[youtube]http://www.youtube.com/watch?v=LMzwAEI56-4[/youtube]
Turns out, you don’t even need words for effective oral communication…just the ability to participate in a particular speech genre. Since I can’t stop watching this video, I am featuring it, and a couple of other babies, here in my first blog post. Mini Preacher (MP) is interesting on a number of levels, most immediately though in terms of speech genre (see Bakhtin). In the absence of language, an analysis of MP’s sermon is in large part necessarily an analysis of genre. Did you see how Mini Preacher (MP) used his chubby arms to sum up his toddler point? MP’s performance makes explicit the dialogic and collaborative nature of audience, both real and imagined (“addressivity”). The audience’s applause, cheers, and calls to “preach on!” are integral to his speech. He doesn’t need actual words to whip the house into a frenzy as the audience fills them in for him, closing his presentation with “in the name of Jesus.”

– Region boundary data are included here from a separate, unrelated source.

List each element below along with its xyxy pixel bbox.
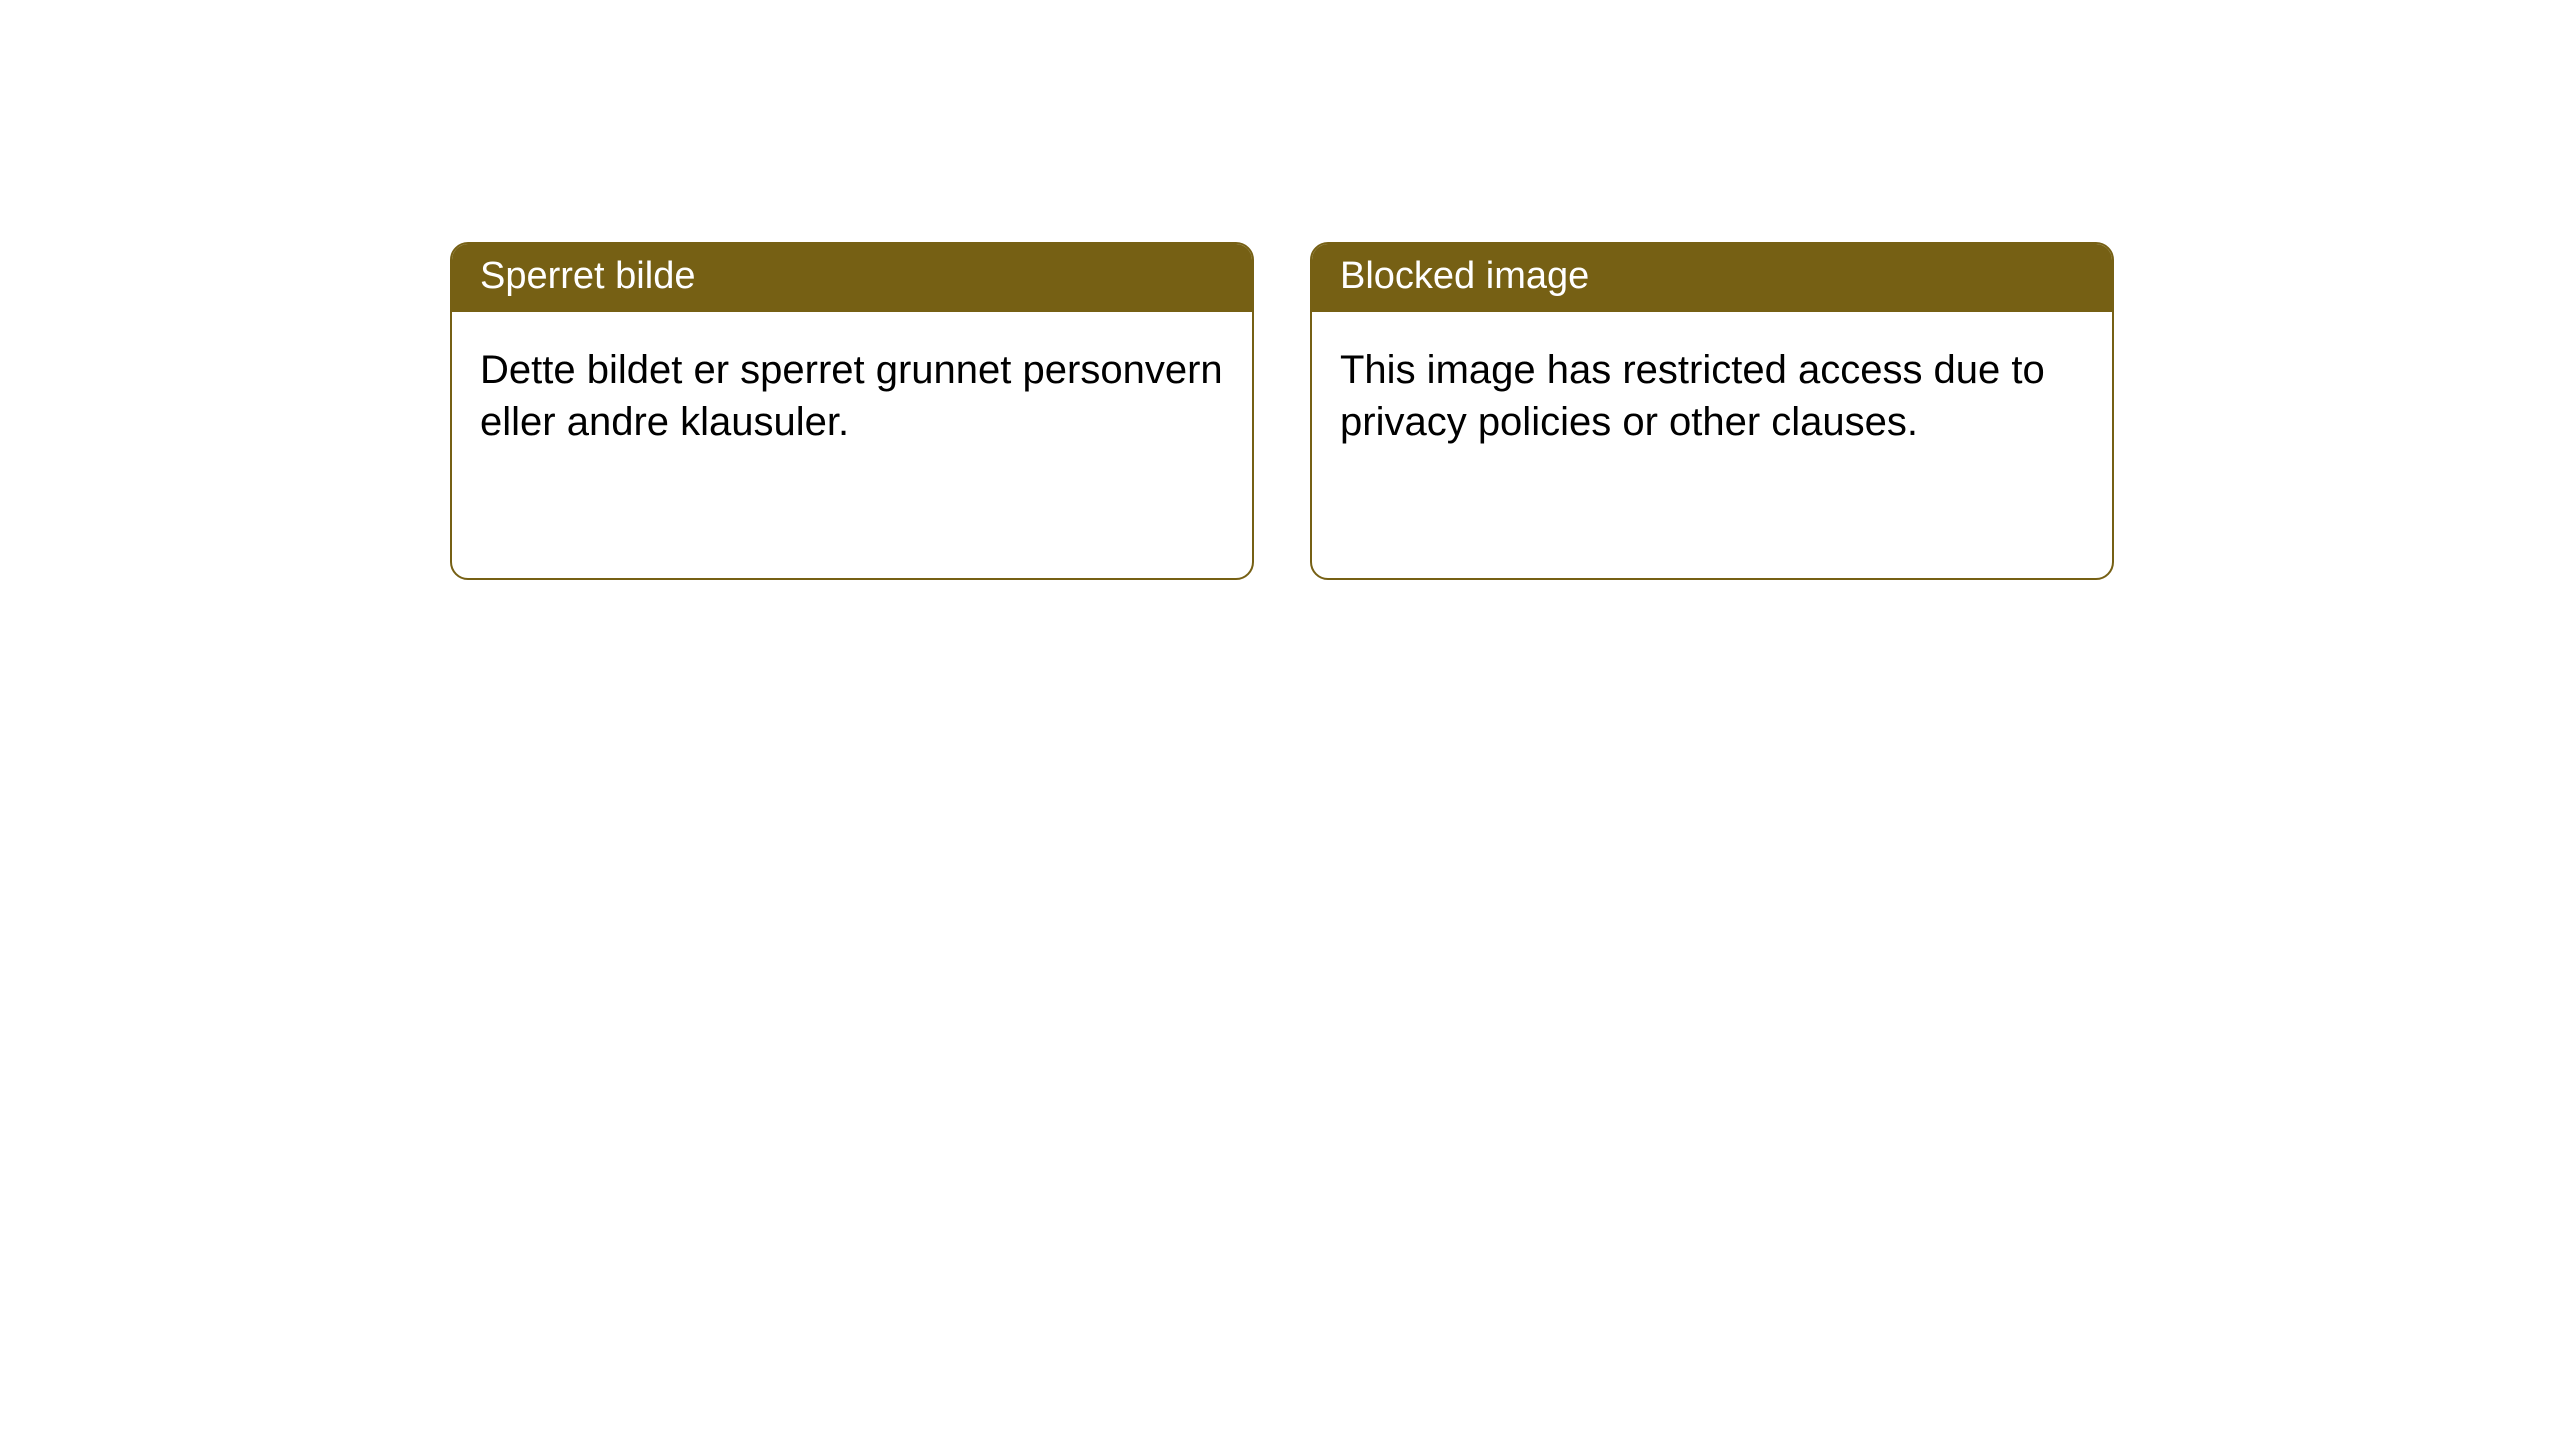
notice-cards-container: Sperret bilde Dette bildet er sperret gr… — [0, 0, 2560, 580]
notice-card-norwegian: Sperret bilde Dette bildet er sperret gr… — [450, 242, 1254, 580]
notice-card-body: This image has restricted access due to … — [1312, 312, 2112, 478]
notice-card-header: Blocked image — [1312, 244, 2112, 312]
notice-card-body: Dette bildet er sperret grunnet personve… — [452, 312, 1252, 478]
notice-card-header: Sperret bilde — [452, 244, 1252, 312]
notice-card-english: Blocked image This image has restricted … — [1310, 242, 2114, 580]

As audience for BPL groups, we are also dialogic partners, interlocutors in the Bahktinian sense. I am a stand in for faculty and class mates, who are themselves stand in’s for the board of investors out in the “real world.” As a new Fellow working with BPL courses, about to run the gauntlet of my first rehearsal season (my first 2 are scheduled for today in fact), the MP video also asks me to consider the business speech genre in my own (non-evaluative) assessments of student group presentations. The basic characteristics of evangelist speech are clear and recognizable in MP’s performance, even if not explicitly catalogued here. What though are the specific speech genres of the business world and transactions? Are they captured in the cool confidence and rational assertiveness of the E-trade baby? Are they catalogued somewhere? And if so, would such genre characteristics prove useful standards to judge the BPL presentations by?

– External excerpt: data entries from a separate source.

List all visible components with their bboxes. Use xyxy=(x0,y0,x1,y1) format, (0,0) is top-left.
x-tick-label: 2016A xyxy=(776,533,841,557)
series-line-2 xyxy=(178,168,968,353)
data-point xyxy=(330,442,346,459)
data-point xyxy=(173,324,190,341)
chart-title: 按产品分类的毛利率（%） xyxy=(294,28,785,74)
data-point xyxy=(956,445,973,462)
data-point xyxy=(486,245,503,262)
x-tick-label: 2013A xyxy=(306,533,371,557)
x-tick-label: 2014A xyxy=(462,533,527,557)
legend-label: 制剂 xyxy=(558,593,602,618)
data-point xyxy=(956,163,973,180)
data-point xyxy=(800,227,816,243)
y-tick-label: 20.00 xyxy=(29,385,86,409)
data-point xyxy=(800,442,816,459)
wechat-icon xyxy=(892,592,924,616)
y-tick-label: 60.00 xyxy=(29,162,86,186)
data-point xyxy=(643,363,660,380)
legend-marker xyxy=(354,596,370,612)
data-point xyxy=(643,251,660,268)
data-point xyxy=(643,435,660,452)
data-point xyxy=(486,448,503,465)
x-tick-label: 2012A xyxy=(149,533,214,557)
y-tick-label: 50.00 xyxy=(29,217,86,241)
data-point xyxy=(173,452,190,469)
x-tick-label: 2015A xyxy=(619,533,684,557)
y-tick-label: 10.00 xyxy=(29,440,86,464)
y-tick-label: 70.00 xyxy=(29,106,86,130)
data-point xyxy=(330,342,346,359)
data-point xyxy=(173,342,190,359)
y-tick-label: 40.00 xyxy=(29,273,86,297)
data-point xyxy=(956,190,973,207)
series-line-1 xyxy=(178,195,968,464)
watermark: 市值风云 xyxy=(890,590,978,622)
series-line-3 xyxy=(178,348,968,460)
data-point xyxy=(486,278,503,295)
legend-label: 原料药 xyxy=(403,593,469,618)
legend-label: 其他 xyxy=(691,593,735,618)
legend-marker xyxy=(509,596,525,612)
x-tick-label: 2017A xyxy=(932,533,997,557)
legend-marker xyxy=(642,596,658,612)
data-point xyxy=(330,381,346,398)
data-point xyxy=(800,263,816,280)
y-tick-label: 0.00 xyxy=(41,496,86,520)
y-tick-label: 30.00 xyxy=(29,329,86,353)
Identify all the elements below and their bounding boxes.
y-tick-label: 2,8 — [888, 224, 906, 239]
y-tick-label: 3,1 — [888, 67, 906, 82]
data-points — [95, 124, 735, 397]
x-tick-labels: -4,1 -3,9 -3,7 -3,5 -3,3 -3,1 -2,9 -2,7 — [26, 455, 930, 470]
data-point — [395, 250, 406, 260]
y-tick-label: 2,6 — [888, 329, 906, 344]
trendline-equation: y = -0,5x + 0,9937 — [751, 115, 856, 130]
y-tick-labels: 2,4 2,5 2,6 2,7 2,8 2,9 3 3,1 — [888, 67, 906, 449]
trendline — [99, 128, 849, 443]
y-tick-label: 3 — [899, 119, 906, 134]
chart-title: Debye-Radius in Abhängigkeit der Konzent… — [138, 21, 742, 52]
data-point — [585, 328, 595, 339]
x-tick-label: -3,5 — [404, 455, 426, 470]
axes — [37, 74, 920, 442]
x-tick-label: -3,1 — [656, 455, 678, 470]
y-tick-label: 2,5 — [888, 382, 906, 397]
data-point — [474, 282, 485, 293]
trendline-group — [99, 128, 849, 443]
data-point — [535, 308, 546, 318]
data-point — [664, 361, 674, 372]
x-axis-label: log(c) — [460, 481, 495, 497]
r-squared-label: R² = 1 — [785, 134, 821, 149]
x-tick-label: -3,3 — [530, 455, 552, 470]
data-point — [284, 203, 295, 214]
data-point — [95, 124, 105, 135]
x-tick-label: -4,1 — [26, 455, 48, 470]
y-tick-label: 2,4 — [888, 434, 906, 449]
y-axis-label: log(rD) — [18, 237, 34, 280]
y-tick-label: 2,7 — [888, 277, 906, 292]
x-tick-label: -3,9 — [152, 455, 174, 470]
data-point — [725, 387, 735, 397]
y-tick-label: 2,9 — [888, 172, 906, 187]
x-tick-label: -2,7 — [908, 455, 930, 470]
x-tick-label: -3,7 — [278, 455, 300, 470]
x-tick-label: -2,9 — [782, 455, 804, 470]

As a parent I am interested in oral communication and social development. Specifically the raced/classed/gendered ways in which I/we consciously and unconsciously facilitate the social and dialogical process that consciousness develops from. Babies are also our mirrors. Children tell us a lot about our specific language-mediated proclivities, from Mini Preacher’s screaming exertions, to my toddler’s constant asking of questions he already knows the answer to (clearly a parenting pedagogy of mine in need of revision!). Thus an analysis of infant (and student) speech is also an analysis of self (and of discipline).
As a social psychologist, I am reminded of the vast literature on persuasion that exists (under the umbrella of social influence) that could usefully be applied to the prepping of oral presentations.
As all three, I am looking forward to more opportunities to consider the cute side of language and social development.